Prabowo Kumpulkan Sejumlah Nama Kandidat Kuat Calon Gubernur BI, Ini Daftarnya
Presiden Prabowo Subianto dikabarkan telah memanggil sejumlah tokoh untuk menjajaki kemungkinan mereka menjadi calon Gubernur Bank Indonesia (BI) periode mendatang. Langkah ini merupakan bagian dari proses seleksi yang cermat untuk memastikan pemimpin bank sentral yang tepat bagi perekonomian nasional.

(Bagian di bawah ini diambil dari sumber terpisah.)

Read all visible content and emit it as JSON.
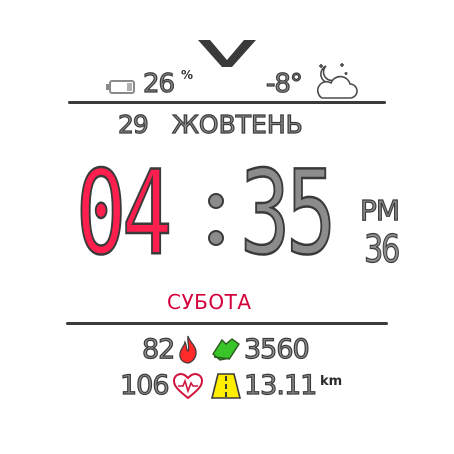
{
  "top": {
    "logo_icon": "w-logo-icon",
    "battery_percent": "26",
    "battery_unit": "%",
    "battery_icon": "battery-icon",
    "temperature": "-8°",
    "weather_icon": "night-cloudy-icon"
  },
  "date": {
    "day": "29",
    "month": "ЖОВТЕНЬ"
  },
  "time": {
    "hours": "04",
    "minutes": "35",
    "ampm": "PM",
    "seconds": "36"
  },
  "weekday": "СУБОТА",
  "stats": {
    "calories": "82",
    "calories_icon": "flame-icon",
    "steps": "3560",
    "steps_icon": "shoe-icon",
    "heart_rate": "106",
    "heart_icon": "heart-pulse-icon",
    "distance": "13.11",
    "distance_icon": "road-icon",
    "distance_unit": "km"
  },
  "colors": {
    "hours": "#ff1f4f",
    "minutes": "#8c8c8c",
    "weekday": "#d4003a",
    "flame": "#ff2a2a",
    "shoe": "#39c42a",
    "road": "#ffee00"
  }
}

Proses Seleksi Calon Gubernur BI
Pemanggilan para tokoh tersebut dilakukan dalam beberapa hari terakhir di Istana Kepresidenan. Prabowo secara langsung berdialog dengan para kandidat potensial untuk mendiskusikan visi, misi, serta strategi mereka dalam menghadapi tantangan ekonomi global dan domestik. Proses ini dinilai penting mengingat peran strategis Gubernur BI dalam menjaga stabilitas moneter dan sistem keuangan.
Sejumlah Nama yang Muncul
Meskipun belum ada pengumuman resmi, beberapa nama santer disebut-sebut telah dipanggil oleh Presiden. Mereka berasal dari latar belakang yang beragam, mulai dari akademisi, praktisi perbankan, hingga mantan pejabat tinggi negara. Beberapa di antaranya adalah:
- Mantan Menteri Keuangan yang memiliki pengalaman panjang dalam kebijakan fiskal dan moneter.

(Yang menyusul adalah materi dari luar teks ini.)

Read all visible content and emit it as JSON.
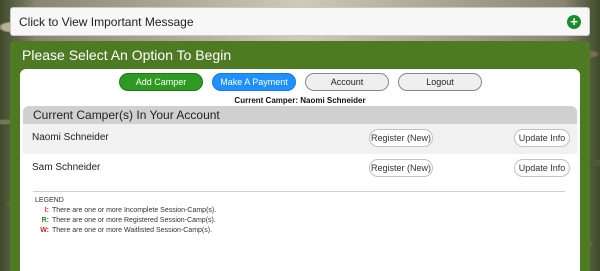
{
  "message_bar": {
    "label": "Click to View Important Message",
    "icon": "plus-circle-icon"
  },
  "panel": {
    "title": "Please Select An Option To Begin"
  },
  "actions": {
    "add_camper": "Add Camper",
    "make_payment": "Make A Payment",
    "account": "Account",
    "logout": "Logout"
  },
  "current_camper": "Current Camper: Naomi Schneider",
  "campers_section": {
    "title": "Current Camper(s) In Your Account",
    "campers": [
      {
        "name": "Naomi Schneider",
        "register": "Register (New)",
        "update": "Update Info"
      },
      {
        "name": "Sam Schneider",
        "register": "Register (New)",
        "update": "Update Info"
      }
    ]
  },
  "legend": {
    "title": "LEGEND",
    "items": [
      {
        "key": "I:",
        "text": "There are one or more Incomplete Session-Camp(s).",
        "color": "#c8331f"
      },
      {
        "key": "R:",
        "text": "There are one or more Registered Session-Camp(s).",
        "color": "#2a8a1e"
      },
      {
        "key": "W:",
        "text": "There are one or more Waitlisted Session-Camp(s).",
        "color": "#d42020"
      }
    ]
  },
  "colors": {
    "panel_green": "#4f7a24",
    "button_green": "#2e9a22",
    "button_blue": "#1e90ff"
  }
}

- Deputi Gubernur BI Senior yang sudah malang melintang di bank sentral.
- Ekonom Terkemuka dari universitas ternama yang kerap menjadi rujukan kebijakan ekonomi.
- Pelaku Industri Perbankan dengan rekam jejak sukses dalam mengelola risiko dan inovasi keuangan.
Kriteria yang Dicari
Sumber di lingkungan Istana menyebutkan bahwa Presiden Prabowo mencari figur yang memiliki integritas tinggi, pemahaman mendalam tentang ekonomi makro, serta kemampuan komunikasi yang baik dengan pasar dan publik. Selain itu, pengalaman dalam menghadapi krisis dan kemampuan menjaga independensi bank sentral juga menjadi pertimbangan utama.
Jadwal Pengumuman
Proses seleksi diperkirakan masih akan berlangsung beberapa pekan ke depan. Presiden dijadwalkan akan mengumumkan calon Gubernur BI yang akan diajukan ke Dewan Perwakilan Rakyat (DPR) untuk menjalani uji kepatutan dan kelayakan. Publik pun menanti siapa yang akan terpilih untuk memimpin bank sentral di tengah dinamika ekonomi yang semakin kompleks.